Help with solving system of equations please
Hi guys, I am new to Sage, and I would be grateful if someone could help me out with the following, please. I am trying to solve the following system of equations, which I have copied below:
h,j,k,l,m,n,p,q,B,C,D,R,S,T,U = var('h j k l m n p q B C D R S T U')
eq1 = (15/2)*((1/18+1/15+1/16)*(4+j))/((1/20+1/18+1/15+1/16)^2)-m*j==0,
eq2 = 15*((1/11+1/25+h)*(k+l))/((1/10+1/11+1/25+h)^2)-m==0,
eq3 = (15/2)*((1/20)/(1/20+1/18+1/15+1/16))-R+m*j*(1/20+1/18+1/15+1/16)/((4+j)^2)==0,
eq4 = (B/2)*((1/20+1/15+1/16)*(4+j))/((1/20+1/18+1/15+1/16)^2)-n*4==0,
eq5 = B*((1/10+1/25+h)*(k+l))/((1/10+1/11+1/25+h)^2)-n==0,
eq6 = (B/2)*((1/18)/(1/20+1/18+1/15+1/16))-S+n*4*(1/20+1/18+1/15+1/16)/((4+j)^2)==0,
eq7 = C*((1/10+1/11+h)*(k+l))/((1/10+1/11+1/25+h)^2)-p*l==0,
eq8 = (C/2)*((1/20+1/18+1/16)*(4+j))/((1/20+1/18+1/15+1/16)^2)-p==0,
eq9 = C*((1/15)/(1/20+1/18+1/15+1/16))-T+p*l*(1/20+1/18+1/15+1/16)/((4+j)^2)==0,
eq10 = D*((1/10+1/11+1/25)*(k+l))/((1/10+1/11+1/25+h)^2)-q*k==0,
eq11 = (D/2)*((1/20+1/18+1/15)*(4+j))/((1/20+1/18+1/15+1/16)^2)-q==0,
eq12 = D*((1/16)/(1/20+1/18+1/15+1/16))-U+q*k*(1/20+1/18+1/15+1/16)/((4+j)^2)==0
solve([eq1,eq2,eq3,eq4,eq5,eq6,eq7,eq8,eq9,eq10,eq11,eq12,h>=0,j>0,k>0,l>0,m>0,n>0,p>0,q>0,B>0,C>0,D>0,R>0,S>0,T>0,U>0],h,j,k,l,m,n,p,q,B,C,D,R,S,T,U).
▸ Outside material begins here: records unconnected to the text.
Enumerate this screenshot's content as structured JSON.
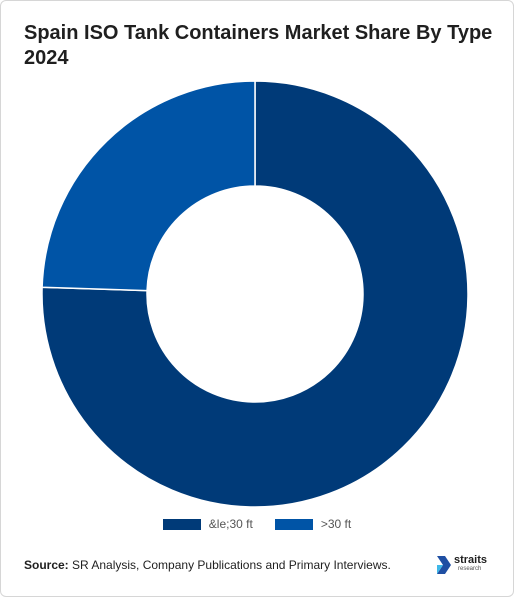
{
  "title": "Spain ISO Tank Containers Market Share By Type 2024",
  "chart_data": {
    "type": "donut",
    "title": "Spain ISO Tank Containers Market Share By Type 2024",
    "categories": [
      "&le;30 ft",
      ">30 ft"
    ],
    "values": [
      75.5,
      24.5
    ],
    "colors": [
      "#003a78",
      "#0054a6"
    ],
    "legend_position": "bottom"
  },
  "footer": {
    "source_label": "Source:",
    "source_text": " SR Analysis, Company Publications and Primary Interviews."
  },
  "logo": {
    "word": "straits",
    "sub": "research"
  }
}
When I do not put any constraints on the variables, Sage keeps working and is never able to give any kind of answer. With these constraints imposed, I have obtained the following solutions; can anyone please help me interpret these?
[[0 < h, 0 < j, 0 < k, 0 < l, 0 < m, 0 < n, 0 < p, 0 < q, 0 < B, 0 < C, 0 < D, 0 < R, 0 < S, 0 < T, 0 < U, -32400*D*j^2 + 121680*U*j^2 - 259200*D*j + 973440*U*j - 28561*k*q - 518400*D + 1946880*U == 0, j + 4 != 0 ...
This defines an algebraic variety of dimension 9 in the space of dimension 15. There is no meaning to the word "solve".